AS part of the 2016 Greater Manchester Fringe Festival, Quays News reporter Andrew Riley went to the Swan on Tuesday (July 5) to take in ‘The Last Memory’…

Rarely can a piece of art reduce an audience to both laughter and tears.

“The Last Memory” by Alan Stockdill is one of those rare gems.

Tracing the attempt by a father (Ernest, played by Keith Royston) and daughter (Lynne, played by Catherine Pasek) to preserve his memories, the play touches on a number of themes: faith, love and the pressures of watching your parent slowly change before your eyes.

This is a very moving and beautiful piece of theatre.

The raw emotion that the two bring to the small stage at The Swan infuses itself into those watching, as we take the journey into Ernest’s dementia and his attempt to preserve that “Last memory” on video so his daughter can remember the real him and not the man he has become.

The Last Memory

After he received his diagnosis, the audience hear how he had to deal with watching his own mother as she became a prisoner in her own mind and forgot who he was.

He tells Lynne that she is to look for the joy in his eyes and if she can’t see it, she is to watch the memory.

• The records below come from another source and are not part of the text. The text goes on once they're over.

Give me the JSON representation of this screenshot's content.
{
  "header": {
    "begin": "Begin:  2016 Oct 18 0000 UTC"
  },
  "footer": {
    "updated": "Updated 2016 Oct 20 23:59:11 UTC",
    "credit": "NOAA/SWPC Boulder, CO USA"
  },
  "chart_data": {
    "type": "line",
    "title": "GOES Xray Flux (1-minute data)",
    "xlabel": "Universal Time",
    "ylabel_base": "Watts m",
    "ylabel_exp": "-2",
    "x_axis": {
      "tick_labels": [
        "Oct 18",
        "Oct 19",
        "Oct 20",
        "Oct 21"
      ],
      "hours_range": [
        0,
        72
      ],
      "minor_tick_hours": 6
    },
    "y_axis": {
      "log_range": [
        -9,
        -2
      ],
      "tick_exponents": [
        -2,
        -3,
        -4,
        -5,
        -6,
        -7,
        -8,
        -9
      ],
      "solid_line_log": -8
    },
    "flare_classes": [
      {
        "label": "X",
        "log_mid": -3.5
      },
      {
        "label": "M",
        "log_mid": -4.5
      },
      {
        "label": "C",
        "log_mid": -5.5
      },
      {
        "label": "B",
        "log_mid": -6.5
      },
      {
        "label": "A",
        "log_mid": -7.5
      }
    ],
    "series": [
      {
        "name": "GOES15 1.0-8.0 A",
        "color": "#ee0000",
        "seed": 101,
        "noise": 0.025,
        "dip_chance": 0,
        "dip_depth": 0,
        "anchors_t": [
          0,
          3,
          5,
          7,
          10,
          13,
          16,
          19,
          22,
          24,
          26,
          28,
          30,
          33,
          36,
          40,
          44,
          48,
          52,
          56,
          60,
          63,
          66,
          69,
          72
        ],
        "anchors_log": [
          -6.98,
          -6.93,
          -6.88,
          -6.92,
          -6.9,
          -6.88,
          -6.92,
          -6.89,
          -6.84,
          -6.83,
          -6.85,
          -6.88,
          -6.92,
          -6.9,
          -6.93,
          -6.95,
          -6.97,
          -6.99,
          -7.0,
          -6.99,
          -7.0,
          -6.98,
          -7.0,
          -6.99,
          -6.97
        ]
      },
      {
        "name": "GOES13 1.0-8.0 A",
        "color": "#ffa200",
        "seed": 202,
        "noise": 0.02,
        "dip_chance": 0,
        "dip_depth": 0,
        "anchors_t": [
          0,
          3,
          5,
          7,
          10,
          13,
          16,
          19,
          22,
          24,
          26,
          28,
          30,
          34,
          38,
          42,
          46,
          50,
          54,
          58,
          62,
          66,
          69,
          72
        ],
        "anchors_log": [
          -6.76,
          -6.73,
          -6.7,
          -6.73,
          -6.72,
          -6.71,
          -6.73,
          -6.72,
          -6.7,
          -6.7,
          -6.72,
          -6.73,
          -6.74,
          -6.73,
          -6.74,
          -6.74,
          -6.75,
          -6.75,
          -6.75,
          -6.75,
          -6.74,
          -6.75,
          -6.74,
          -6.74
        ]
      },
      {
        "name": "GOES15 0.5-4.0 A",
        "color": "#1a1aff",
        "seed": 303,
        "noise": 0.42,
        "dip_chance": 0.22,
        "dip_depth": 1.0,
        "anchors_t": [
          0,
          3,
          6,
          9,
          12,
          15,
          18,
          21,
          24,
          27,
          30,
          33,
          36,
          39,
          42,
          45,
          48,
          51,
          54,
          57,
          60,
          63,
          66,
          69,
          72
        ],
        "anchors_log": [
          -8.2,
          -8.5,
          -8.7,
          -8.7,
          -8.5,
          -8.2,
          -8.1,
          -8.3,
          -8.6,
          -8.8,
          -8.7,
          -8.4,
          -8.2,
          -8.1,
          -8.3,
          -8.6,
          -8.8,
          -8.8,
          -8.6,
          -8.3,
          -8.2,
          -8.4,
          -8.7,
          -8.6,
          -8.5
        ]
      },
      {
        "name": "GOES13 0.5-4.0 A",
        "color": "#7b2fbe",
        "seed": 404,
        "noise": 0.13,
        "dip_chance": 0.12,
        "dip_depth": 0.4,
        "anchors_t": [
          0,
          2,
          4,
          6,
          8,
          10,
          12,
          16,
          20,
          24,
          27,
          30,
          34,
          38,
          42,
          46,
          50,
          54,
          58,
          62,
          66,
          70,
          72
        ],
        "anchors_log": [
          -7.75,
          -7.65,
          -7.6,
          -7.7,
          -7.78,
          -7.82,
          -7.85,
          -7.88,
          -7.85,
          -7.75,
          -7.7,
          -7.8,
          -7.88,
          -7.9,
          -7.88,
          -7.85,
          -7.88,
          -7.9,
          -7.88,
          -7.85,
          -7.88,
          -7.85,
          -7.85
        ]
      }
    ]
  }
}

The play takes its inspiration from the experiences of both its author, Stockdill, and his leading lady, Pasek.
Both the actors portraying these parts bring them to life with such passion and belief that it is impossible not to become emotionally invested in in how they cope.

A very sparse set allowed the players to really connect with the audience in this most intimate of venues. There were people (including myself) who were in tears during this production.

Conversely, there are some stand out parts that really make you stop and laugh with them as well.

When Ernest begins to record his memory, he takes the audience on a journey of love, life and his worry that he won’t remember his daughter.

The Last Memory

As his condition worsens, Lynne struggles to see the joy in her father’s eyes, yet she realises that their roles are not reversed, but that Ernest is still her dad, and she is still his daughter.

After the show, there was a Q and A with the artists and the director, all of whom shared their experiences with those of the audience who opted to stay behind.

Hearing other people share their experiences of this illness, it was impossible not to be moved by just how this disease affects so many people in very different ways, and just how important it is that works like this are shown to as broad an audience as possible.